D’un autre côté, la prudence de l’Europe « est aussi quelque chose qui la freine », a-t-il ajouté, en particulier si les innovateurs sont empêtrés dans des lois de conformité.

Le vivier de talents de la région est également renforcé par ses établissements d’enseignement, dont beaucoup sont connectés à des pôles de start-up.

En travaillant avec des centres universitaires, les petites entreprises se rapprochent des travailleurs qualifiés, des installations de recherche et des technologies de pointe.

Briser la coopération transfrontalière

Même si l’Europe prend bon nombre de mesures appropriées pour encourager les talents, cela ne signifie pas qu’il n’y a pas de pénurie de compétences.

Dans une récente enquête menée par la Commission européenne, près des deux tiers (63 %) des petites et moyennes entreprises ont déclaré ne pas trouver les talents dont elles ont besoin.

Une solution proposée pour résoudre ce problème, malgré son caractère politiquement controversé, est la migration.

Si les individus qualifiés sont autorisés à circuler plus librement à l’intérieur du continent, les entreprises disposeront d’un plus grand bassin de travailleurs parmi lesquels choisir. De plus, les visas de start-up peuvent permettre aux pays d’accueillir des fondateurs étrangers dans leur giron.

Selon une étude de la National Foundation for American Policy, environ 55 % des entreprises licornes américaines ont été créées par des immigrants. Près de 80 % d’entre elles ont un fondateur immigrant ou un immigrant occupant un rôle de direction clé.

Malgré le principe de libre circulation au sein de l’UE, les experts ont également suggéré que des efforts supplémentaires étaient nécessaires pour faire de ce droit une réalité.

Par exemple, les citoyens de l’UE doivent actuellement passer du temps à naviguer dans des réglementations fragmentées en matière d’emploi et de retraite. Ce processus pourrait être facilité si les systèmes étaient homogénéisés et mieux conçus pour accueillir les étrangers.

De même, la fragmentation de la réglementation crée des obstacles pour les entrepreneurs en termes de financement transfrontalier et de croissance des entreprises.

Un entrepreneur américain souhaitant se développer au-delà des frontières étatiques sera actuellement confronté à moins de difficultés qu’un propriétaire d’entreprise européen souhaitant étendre ses opérations à travers l’UE.

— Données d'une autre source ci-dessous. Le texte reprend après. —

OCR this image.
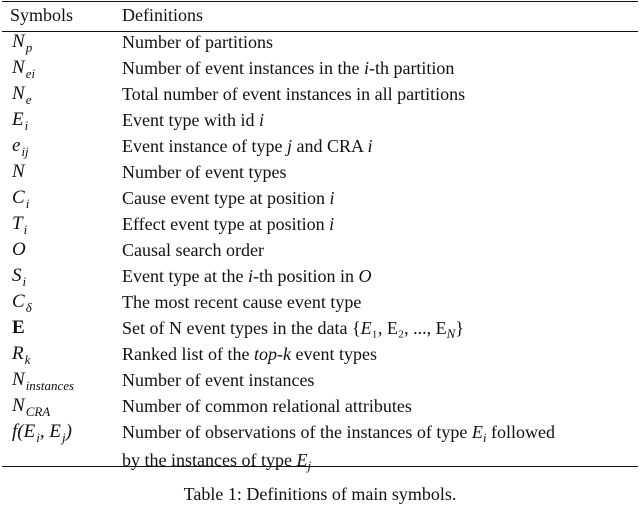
Symbols	Definitions
$N_p$	Number of partitions
$N_{ei}$	Number of event instances in the i-th partition
$N_e$	Total number of event instances in all partitions
$E_i$	Event type with id i
$e_{ij}$	Event instance of type j and CRA i
N	Number of event types
$C_i$	Cause event type at position i
$T_i$	Effect event type at position i
O	Causal search order
$S_i$	Event type at the i-th position in O
$C_\delta$	The most recent cause event type
E	Set of N event types in the data {E₁, E₂, ..., $E_N$}
$R_k$	Ranked list of the top-k event types
$N_{instances}$	Number of event instances
$N_{CRA}$	Number of common relational attributes
$f(E_i$, $E_j$)	Number of observations of the instances of type $E_i$ followed
by the instances of type $E_j$
Table 1: Definitions of main symbols.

Jouer sur les atouts européens

En cherchant à renforcer la compétitivité à l’échelle mondiale, le moteur des start-up européennes a non seulement besoin d’être alimenté par des talents et des investissements, mais il a également besoin d’une vision.

« L’erreur que commettent les pays européens est de suivre, comme un troupeau, des stratégies qui intéressent les sociétés de capital-risque américaines », a déclaré Carme Artigas.

« Pourquoi suivons-nous à ce point? » elle a demandé. « Tout l’argent consacré à ces projets ne va pas aux régions où l’Europe est plus forte que les autres. »

Lorsqu’elle cherche à réussir, elle suggère que la meilleure solution pour l’Europe est donc d’innover à sa manière, plutôt que de regarder par-dessus son épaule.

Même si la diversité de l’Europe peut constituer un obstacle, elle peut également contribuer à forger une culture de start-up dynamique et unique.